Recuperando um registo que utilizou muito durante a campanha, Barack apontou: «Quando os 'pundits' diziam que já não era possível, ficámos acima do ruído dos políticos. Conseguimos passar à frente da influência dos 'interesses especiais'. Não desistimos perante a desconfiança, o cinismo ou o medo. Em vez disso, provámos que continuamos a ser um povo capaz de fazer grandes coisas. Provámos que este governo, que é um governo 'do povo e pelo povo', continua a ser capaz de trabalhar 'para o povo'».

E sobre os votos favoráveis de congressistas democratas que revelaram muitas reservas quase até à hora da votação, Obama decretou: «Sei que não foi um voto fácil para muita gente – mas foi o voto certo».

Para o Presidente, esta aprovação não marca um triunfo partidário: representa, isso sim, o triunfo do bom senso. «Este debate nunca foi sobre abstracções, uma luta entre Esquerda e Direita, entre democratas e republicanos. Foi sobre algo bem mais importante: é sobre cada americano que sente o choque de abrir uma carta em que fica a saber que os 'premiums' voltaram a disparar, em tempos que já são suficientemente duros. É sobre o desespero de cada pai, que perante uma doença fatal de um filho, não sabe o que mais possa tentar fazer, depois de ouvir repetidamente 'não'. É sobre todos os donos de pequenos comércios, que eram forçados a escolher entre admitir empregados ou manter o seu negócio. Esta não é, por isso, uma vitória partidária. É uma vitória do povo americano e é uma vitória do senso comum.»

O regresso da «change»
Sem temer a contra-resposta que os republicanos já estão a preparar, Obama focou-se no essencial: «Quando a poeira assentar, ficará claro que, a partir de agora, não vigorará um sistema que privilegiava os interesses das grandes seguradoras, mas sim um sistema que integra visões dos dois partidos».

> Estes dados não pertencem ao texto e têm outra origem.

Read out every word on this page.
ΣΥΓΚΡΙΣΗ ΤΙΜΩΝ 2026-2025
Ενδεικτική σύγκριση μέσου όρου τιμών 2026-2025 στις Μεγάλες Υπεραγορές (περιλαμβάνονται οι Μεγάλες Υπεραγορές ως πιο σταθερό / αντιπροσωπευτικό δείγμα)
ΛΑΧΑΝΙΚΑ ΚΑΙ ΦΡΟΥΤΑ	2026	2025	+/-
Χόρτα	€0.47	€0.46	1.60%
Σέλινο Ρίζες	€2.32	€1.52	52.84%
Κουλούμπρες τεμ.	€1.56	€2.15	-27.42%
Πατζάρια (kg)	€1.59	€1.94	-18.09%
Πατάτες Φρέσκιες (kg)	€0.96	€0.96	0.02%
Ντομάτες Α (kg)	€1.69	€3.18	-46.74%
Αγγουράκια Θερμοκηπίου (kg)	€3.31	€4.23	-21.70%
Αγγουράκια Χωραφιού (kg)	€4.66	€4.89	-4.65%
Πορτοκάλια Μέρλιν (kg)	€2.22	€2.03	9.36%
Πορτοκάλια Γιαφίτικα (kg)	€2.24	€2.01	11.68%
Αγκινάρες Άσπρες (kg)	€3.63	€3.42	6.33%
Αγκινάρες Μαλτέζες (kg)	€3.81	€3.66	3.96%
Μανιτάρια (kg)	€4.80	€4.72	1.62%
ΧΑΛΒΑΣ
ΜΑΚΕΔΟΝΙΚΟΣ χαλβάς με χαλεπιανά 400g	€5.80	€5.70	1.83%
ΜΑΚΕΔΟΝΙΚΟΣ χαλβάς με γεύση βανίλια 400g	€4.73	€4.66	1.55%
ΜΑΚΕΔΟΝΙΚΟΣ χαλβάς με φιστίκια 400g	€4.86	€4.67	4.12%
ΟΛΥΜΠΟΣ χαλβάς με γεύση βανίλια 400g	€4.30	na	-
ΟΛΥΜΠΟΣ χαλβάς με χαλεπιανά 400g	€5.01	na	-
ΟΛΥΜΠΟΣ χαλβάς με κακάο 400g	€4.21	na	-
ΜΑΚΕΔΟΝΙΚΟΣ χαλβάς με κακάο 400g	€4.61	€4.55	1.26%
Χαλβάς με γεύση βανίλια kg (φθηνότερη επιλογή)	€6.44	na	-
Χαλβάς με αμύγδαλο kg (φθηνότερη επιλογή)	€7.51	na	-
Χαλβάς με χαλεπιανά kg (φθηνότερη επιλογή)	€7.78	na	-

Pelas contas da Administração Obama, a lei que será assinada, nos próximos dias, pelo Presidente reduzirá o défice norte-americano em mais de um bilião de dólares na próxima década e em mais de um trilião de dólares nas próximas duas décadas.

«Não resolverá todos os problemas do Sistema de Saúde, mas move-nos na direcção correcta. É isso que a 'mudança' deve ser», conclui Obama.

Visão bem diferente tem o senador John McCain, do Arizona: «Pela primeira vez na História, será feita uma grande reforma sem o apoio da maioria dos americanos. Quando se vai contra a vontade das pessoas, paga-se um preço».

Os republicanos estão contra esta enorme intervenção governamental na área da Saúde – mas já não conseguirão travar a aprovação do ObamaCare.

A opinião pública, que se tem mantido dividida sobre esta tema, terá uma importante palavra a dizer nas midterms de Novembro.»